There’s much to be said about KIM DOTCOM, a former teenage prodigy-turned-Internet entrepreneur who found success with his Megaupload file hosting service. At its peak, the website saw more than 50 million visitors per day, catapulting him to millionaire status. His persona is also the stuff of legends and just as intriguing. Dotcom is known for his opulent lifestyle of yachts, exotic cars and extravagant parties. He’s as close to a real-life comic book villain you’ll get.
Born Kim Schmitz in Schleswig-Holstein, Germany, Kim Dotcom’s childhood is often described as a troubled one. This may have fueled his interest in hacking which reportedly saw a teenage Dotcom besting the Pentagon, NASA and Citibank. True or not, he’d eventually be charged with data espionage and computer fraud for trafficking telephone cards in the mid-1990s. He was a juvenile at the time so the verdict was suspended, but the ordeal foreshadowed things to come.
Aliases and Businesses
Dotcom has gone by different pseudonyms over the years, including Kimble and Kim Tim Jim Vestor. He has also launched a number of online businesses in addition to Megaupload, which began as a security company called Data Protect. In 2001, his primary income was reportedly an investment vehicle known as Kimvestor. This was during the early 2000s tech bubble and Dotcom, himself, valued this company at €200 million. Other dot-com companies would eventually go bust, but Kim Dotcom thrived. He’d celebrate his success by legally changing his last name to “Dotcom” in 2005.
Up until 2012, the Dotcom businesses were extremely profitable. Dotcom’s personal net worth had reached $200 million, and he had even begun to diversify the “Mega” brands with two of them set to rival the Spotify and Netflix business model. But it all came crashing down when the United States Department of Justice (DOJ) seized the Megaupload website on January 19th, charging Dotcom with a number of serious allegations that included Internet piracy, money laundering, racketeering, wire fraud and copyright infringement. The hacker group Anonymous returned fire just hours later by taking down the DOJ and FBI websites.
The Establishment vs. Kim Dotcom
Dotcom was arrested in New Zealand, where he had been a resident since late 2010. The scene of his apprehension was a devastating one. About seventy-six (76) New Zealand police officers were dispatched to his mansion and assets totaling $17 million were confiscated. All of his bank accounts were frozen, and Dotcom is on record comparing his treatment to that of a convicted criminal. Since posting bail, he’s been fighting a protracted legal battle to prevent extradition to the United States.
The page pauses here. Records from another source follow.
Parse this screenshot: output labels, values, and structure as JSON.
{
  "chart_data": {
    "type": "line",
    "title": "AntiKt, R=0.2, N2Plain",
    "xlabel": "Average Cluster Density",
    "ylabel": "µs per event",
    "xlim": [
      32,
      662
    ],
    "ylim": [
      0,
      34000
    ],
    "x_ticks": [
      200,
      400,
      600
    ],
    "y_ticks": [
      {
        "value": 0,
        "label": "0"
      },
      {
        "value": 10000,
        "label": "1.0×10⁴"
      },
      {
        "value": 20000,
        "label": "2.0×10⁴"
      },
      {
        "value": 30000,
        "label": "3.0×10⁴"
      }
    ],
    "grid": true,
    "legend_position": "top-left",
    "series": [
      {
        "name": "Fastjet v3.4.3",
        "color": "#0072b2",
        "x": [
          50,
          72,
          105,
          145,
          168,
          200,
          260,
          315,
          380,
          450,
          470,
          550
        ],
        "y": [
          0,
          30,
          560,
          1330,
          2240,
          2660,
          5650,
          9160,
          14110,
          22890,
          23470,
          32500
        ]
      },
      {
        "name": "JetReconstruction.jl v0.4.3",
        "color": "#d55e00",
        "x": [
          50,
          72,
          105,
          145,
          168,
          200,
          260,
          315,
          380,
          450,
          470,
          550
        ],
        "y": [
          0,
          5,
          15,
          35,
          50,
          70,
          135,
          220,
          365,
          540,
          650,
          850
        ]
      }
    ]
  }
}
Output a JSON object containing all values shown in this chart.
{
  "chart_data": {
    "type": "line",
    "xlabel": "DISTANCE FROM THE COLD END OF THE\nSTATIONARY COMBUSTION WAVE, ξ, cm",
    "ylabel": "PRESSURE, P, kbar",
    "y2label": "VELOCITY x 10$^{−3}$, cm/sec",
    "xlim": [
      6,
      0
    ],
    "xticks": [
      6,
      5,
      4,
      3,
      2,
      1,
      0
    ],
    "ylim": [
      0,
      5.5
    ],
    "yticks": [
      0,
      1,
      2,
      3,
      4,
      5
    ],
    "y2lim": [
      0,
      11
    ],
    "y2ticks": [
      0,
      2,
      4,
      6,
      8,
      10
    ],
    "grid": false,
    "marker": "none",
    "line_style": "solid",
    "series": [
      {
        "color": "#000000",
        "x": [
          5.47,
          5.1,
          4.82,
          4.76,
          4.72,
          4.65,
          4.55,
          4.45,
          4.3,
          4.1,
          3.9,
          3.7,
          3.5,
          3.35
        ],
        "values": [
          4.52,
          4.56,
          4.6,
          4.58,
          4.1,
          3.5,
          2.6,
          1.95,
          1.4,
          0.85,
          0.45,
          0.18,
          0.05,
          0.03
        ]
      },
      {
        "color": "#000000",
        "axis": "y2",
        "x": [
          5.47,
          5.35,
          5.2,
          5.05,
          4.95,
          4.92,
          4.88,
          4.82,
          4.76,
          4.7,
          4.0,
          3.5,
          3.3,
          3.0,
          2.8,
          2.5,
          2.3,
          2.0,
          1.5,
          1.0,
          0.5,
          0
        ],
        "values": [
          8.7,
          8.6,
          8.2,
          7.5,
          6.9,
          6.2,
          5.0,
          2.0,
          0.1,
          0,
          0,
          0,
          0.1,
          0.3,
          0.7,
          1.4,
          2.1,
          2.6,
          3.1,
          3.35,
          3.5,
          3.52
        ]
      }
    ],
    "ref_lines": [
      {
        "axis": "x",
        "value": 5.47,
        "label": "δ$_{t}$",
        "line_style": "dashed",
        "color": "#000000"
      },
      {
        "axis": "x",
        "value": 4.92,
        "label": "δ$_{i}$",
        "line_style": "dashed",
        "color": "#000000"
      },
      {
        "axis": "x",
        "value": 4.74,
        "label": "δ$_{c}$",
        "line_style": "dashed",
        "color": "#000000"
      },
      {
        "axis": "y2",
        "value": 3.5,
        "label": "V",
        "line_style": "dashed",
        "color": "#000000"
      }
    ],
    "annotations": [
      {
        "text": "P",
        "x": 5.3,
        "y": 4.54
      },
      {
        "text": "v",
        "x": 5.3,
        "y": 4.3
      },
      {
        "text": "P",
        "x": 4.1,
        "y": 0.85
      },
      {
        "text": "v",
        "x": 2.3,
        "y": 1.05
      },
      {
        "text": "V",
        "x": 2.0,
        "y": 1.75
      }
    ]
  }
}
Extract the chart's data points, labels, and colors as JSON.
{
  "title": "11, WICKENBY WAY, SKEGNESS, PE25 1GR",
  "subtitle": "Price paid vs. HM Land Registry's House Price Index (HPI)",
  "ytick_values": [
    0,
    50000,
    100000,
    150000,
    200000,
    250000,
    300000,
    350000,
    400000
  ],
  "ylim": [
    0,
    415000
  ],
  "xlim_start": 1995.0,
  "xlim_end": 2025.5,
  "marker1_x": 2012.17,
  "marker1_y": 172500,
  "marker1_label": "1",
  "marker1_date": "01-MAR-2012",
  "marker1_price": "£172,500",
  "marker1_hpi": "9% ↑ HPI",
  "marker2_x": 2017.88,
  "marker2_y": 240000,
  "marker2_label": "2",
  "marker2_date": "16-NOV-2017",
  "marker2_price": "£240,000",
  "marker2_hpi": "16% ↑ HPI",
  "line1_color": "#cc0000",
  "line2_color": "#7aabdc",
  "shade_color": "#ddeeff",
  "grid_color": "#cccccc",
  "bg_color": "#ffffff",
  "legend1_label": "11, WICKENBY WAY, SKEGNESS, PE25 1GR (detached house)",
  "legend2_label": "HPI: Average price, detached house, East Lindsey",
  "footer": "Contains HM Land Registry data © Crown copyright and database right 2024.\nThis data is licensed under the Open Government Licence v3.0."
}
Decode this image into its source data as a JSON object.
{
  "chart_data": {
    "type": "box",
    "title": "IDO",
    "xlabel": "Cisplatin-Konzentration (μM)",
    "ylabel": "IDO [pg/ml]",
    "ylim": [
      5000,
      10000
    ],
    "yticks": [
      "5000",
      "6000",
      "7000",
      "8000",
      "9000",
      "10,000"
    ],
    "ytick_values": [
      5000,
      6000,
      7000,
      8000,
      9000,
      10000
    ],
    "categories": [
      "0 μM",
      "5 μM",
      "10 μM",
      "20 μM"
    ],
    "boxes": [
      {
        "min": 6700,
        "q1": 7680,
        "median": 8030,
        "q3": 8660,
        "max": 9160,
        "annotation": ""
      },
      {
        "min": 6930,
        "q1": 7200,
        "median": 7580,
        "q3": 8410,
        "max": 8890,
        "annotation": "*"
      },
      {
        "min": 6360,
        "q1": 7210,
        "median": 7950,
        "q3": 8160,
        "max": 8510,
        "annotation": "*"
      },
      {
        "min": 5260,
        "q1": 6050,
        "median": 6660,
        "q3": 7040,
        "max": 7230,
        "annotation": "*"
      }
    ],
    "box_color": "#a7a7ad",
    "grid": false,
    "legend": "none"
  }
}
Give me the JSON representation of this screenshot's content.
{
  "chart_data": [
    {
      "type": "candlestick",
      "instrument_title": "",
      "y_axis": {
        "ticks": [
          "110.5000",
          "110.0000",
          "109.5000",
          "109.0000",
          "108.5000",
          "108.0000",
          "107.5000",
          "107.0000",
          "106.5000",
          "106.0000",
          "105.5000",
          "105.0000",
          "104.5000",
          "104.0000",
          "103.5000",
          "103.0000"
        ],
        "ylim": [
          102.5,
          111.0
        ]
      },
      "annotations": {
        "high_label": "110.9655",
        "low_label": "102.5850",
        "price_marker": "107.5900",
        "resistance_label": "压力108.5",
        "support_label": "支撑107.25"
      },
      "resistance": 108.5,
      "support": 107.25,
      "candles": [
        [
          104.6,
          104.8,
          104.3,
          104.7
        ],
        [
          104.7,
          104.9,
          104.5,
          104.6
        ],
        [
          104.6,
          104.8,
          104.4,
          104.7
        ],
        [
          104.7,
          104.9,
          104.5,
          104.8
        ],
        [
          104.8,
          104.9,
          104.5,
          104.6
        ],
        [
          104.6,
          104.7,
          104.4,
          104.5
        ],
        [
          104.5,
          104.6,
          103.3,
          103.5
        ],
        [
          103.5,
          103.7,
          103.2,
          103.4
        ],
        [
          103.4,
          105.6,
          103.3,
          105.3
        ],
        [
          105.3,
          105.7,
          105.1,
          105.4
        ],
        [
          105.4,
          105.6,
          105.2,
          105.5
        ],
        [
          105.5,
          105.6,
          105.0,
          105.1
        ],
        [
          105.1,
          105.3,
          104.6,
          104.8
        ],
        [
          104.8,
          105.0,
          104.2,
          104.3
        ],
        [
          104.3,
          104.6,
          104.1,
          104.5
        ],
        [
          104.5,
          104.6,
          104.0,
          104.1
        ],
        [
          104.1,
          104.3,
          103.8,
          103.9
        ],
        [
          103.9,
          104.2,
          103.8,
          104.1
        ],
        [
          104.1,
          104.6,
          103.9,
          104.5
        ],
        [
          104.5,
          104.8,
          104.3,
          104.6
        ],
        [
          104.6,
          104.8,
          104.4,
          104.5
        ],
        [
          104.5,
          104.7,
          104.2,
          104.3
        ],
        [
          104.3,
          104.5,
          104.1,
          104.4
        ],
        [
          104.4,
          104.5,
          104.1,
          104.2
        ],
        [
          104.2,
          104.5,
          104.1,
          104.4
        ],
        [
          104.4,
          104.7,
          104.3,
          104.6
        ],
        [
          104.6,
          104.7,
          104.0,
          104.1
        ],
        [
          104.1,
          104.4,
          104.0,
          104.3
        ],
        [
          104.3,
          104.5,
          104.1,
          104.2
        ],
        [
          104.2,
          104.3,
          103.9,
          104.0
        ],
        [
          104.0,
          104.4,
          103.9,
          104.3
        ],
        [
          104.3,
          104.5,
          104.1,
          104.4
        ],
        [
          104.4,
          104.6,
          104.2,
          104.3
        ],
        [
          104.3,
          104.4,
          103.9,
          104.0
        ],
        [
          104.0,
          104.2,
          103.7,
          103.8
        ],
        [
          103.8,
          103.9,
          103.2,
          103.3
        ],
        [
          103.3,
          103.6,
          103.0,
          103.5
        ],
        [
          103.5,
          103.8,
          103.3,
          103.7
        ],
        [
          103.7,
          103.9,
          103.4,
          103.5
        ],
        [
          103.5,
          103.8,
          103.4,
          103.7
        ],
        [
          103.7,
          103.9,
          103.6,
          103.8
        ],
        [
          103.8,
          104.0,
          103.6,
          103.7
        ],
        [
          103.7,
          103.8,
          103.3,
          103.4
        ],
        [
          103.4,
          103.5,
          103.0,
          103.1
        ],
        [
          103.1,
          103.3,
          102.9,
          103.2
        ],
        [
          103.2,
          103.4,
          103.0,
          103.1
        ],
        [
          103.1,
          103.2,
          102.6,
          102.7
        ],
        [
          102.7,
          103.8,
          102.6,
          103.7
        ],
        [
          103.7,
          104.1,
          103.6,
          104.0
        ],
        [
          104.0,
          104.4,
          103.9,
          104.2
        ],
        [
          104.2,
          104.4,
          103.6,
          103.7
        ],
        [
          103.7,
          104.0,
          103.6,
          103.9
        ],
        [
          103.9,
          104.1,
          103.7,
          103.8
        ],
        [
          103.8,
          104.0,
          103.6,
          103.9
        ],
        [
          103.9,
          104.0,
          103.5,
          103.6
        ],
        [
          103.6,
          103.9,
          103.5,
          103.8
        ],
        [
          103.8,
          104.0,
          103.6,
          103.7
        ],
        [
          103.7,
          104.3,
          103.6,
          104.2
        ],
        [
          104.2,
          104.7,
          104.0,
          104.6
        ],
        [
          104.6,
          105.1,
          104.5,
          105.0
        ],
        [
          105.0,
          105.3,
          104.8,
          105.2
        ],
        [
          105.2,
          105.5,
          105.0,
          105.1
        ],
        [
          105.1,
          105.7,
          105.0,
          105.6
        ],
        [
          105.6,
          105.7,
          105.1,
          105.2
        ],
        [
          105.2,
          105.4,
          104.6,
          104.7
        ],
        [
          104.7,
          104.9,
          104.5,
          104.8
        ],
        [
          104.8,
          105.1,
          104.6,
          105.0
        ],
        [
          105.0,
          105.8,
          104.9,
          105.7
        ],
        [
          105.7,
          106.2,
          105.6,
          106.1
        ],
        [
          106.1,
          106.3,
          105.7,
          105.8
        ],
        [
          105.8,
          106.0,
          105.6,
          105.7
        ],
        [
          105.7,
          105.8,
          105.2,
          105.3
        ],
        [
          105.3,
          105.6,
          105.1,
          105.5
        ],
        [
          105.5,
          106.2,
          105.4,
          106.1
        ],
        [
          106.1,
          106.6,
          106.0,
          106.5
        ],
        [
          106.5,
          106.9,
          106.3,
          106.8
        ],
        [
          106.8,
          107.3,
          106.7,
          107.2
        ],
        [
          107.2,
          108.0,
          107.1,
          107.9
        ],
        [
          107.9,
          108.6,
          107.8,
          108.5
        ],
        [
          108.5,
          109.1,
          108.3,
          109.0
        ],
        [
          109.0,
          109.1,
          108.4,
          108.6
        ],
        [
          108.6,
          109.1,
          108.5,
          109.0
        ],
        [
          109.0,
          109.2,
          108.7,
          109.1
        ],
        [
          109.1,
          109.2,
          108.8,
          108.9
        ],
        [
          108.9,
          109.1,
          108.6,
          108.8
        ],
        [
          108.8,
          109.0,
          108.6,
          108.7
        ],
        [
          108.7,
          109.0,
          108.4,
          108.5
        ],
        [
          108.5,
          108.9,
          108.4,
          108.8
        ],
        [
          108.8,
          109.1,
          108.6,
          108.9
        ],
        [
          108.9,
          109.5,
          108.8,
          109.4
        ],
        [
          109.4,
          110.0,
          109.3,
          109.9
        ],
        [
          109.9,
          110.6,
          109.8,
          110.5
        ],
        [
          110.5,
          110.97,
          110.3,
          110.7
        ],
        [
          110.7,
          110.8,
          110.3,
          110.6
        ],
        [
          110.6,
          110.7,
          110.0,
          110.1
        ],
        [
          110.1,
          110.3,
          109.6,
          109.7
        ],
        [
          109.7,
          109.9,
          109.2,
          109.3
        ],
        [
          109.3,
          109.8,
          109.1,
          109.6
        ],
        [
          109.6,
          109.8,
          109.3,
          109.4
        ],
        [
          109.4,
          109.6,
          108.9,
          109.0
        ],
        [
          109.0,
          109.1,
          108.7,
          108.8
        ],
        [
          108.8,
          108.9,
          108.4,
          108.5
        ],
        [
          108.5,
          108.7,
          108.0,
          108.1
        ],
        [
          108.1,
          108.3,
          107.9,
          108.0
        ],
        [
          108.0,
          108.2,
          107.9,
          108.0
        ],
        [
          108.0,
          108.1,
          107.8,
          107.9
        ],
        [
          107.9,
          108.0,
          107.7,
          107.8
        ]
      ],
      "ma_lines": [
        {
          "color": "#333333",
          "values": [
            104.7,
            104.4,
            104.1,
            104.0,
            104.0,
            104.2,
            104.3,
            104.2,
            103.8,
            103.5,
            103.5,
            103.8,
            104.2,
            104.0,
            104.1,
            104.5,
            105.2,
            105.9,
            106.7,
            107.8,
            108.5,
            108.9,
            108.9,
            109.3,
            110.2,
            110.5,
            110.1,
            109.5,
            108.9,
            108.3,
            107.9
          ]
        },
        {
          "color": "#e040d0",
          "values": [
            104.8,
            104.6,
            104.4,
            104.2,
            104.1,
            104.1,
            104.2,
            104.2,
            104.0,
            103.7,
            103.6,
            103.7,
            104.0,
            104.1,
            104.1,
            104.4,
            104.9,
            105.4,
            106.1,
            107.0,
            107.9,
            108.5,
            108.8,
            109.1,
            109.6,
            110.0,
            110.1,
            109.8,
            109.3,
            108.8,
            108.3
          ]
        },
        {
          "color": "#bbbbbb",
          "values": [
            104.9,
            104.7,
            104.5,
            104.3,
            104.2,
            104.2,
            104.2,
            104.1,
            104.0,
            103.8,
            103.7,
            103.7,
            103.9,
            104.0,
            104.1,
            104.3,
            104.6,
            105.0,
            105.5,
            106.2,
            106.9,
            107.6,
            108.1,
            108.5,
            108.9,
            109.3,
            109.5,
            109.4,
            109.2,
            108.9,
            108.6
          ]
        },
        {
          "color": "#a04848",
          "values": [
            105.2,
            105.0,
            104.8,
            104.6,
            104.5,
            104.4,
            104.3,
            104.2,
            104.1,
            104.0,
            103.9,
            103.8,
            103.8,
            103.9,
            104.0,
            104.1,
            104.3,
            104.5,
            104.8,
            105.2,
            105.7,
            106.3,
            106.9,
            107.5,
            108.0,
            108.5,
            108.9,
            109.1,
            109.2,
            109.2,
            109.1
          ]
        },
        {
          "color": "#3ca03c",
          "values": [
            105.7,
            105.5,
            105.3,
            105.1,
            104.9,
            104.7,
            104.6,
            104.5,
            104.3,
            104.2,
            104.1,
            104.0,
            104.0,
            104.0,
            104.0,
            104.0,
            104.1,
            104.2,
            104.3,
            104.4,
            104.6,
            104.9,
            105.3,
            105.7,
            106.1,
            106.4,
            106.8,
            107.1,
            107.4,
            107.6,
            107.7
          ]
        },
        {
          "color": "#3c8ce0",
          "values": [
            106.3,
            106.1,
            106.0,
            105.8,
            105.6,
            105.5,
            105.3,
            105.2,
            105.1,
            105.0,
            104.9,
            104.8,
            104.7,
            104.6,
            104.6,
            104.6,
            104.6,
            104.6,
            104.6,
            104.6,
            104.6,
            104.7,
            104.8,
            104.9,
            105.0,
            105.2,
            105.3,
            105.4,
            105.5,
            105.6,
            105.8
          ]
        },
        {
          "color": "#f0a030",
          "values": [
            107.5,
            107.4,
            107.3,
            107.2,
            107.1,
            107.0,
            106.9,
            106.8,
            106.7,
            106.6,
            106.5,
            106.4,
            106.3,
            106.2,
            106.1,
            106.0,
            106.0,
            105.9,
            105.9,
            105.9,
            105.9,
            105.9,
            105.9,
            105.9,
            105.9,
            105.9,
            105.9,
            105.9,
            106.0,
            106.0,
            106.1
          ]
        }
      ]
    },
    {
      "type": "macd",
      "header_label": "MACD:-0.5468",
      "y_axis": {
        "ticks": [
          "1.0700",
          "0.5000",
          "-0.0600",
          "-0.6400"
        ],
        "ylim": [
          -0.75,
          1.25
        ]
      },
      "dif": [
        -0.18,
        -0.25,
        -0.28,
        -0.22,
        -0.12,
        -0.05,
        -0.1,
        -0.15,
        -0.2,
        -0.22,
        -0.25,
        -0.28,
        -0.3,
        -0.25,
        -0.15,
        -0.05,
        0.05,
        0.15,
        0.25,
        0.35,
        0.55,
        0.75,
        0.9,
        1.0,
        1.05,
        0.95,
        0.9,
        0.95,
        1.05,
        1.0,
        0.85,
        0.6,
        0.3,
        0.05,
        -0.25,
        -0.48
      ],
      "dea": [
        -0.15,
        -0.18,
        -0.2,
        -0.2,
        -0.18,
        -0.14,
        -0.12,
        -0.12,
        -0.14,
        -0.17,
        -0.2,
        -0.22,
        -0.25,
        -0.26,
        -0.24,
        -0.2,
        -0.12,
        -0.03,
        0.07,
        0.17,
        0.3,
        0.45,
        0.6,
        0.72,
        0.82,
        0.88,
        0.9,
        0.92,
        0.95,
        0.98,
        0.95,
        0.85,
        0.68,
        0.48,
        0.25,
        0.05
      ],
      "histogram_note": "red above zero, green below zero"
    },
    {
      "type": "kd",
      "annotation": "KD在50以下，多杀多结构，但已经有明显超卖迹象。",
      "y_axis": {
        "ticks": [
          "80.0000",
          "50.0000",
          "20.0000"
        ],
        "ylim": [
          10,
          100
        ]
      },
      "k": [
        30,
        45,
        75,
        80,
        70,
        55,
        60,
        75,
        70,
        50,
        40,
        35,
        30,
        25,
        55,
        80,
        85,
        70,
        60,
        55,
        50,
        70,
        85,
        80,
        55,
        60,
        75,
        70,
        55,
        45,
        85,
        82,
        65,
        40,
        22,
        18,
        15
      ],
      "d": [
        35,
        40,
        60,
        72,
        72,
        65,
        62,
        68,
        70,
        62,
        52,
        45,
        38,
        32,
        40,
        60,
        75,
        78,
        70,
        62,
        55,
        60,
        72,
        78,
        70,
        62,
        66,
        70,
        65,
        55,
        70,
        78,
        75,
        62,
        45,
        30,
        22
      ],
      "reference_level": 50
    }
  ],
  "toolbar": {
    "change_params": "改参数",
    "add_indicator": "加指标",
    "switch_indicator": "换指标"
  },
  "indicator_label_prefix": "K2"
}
At the time of this writing, Dotcom lost his appeal and must stand trial for copyright infringement and fraud.
This is a serious blow to the Internet tycoon who faces the prospect of a lengthy prison sentence if he is indeed extradited. Dotcom, on his part, has always maintained his innocence. Countering the claim that he cost film and record industries more than $500 million, he’s stated that he’s actually tried stopping copyright infringement. He attributes the charges brought against him to politically connected studios in Hollywood.
In true entrepreneur fashion, Kim Dotcom has tried to remain active amid his personal battles. On January 19, 2013, exactly one (1) year after his arrest, Dotcom launched Mega which saw a rebranding of the Megaupload empire that made him wealthy. And in March 2014, he ventured into New Zealand politics by founding the Internet Party. Neither venture has lived up to his earlier successes: He disassociated himself with Mega in 2015, and the Internet Party fell below a mandatory headcount of five hundred (500), leading to its deregulation.
And then there’s his musical ventures that saw the release of his debut album entitled Good Times. Although a solid electronic-dance effort, it would be remiss to not mention his part in Racist Day, a closed-door ribbing session during the album’s creation. Although several people involved said that it was comedic and all in fun, it surprised and even angered some of his US fans.
The jury is still out on the legacy of Kim Dotcom. Is he really a hero who stands for Internet freedom, privacy and freedom of speech, or a villain who prospered by ripping off the global entertainment industry? No hero or villain is all one thing, and even Kim Dotcom has admitted to mistakes he made in his younger years. His popularity has undoubtedly declined as of late, but he is by no means without support. There are many who believe he was unfairly targeted and made an example of. Others have pointed to excessive force and overreach on the part of democratic governments.
Whatever your position, its probably to soon to write him off just yet. There’s still a chance of him resurrecting his image and reclaiming his position as Internet extraordinaire. After all, what else should we expect from the poster boy of the Digital age? The story of a teenage hacker who not only built a string of successful Internet companies, but literally took the digital world by storm.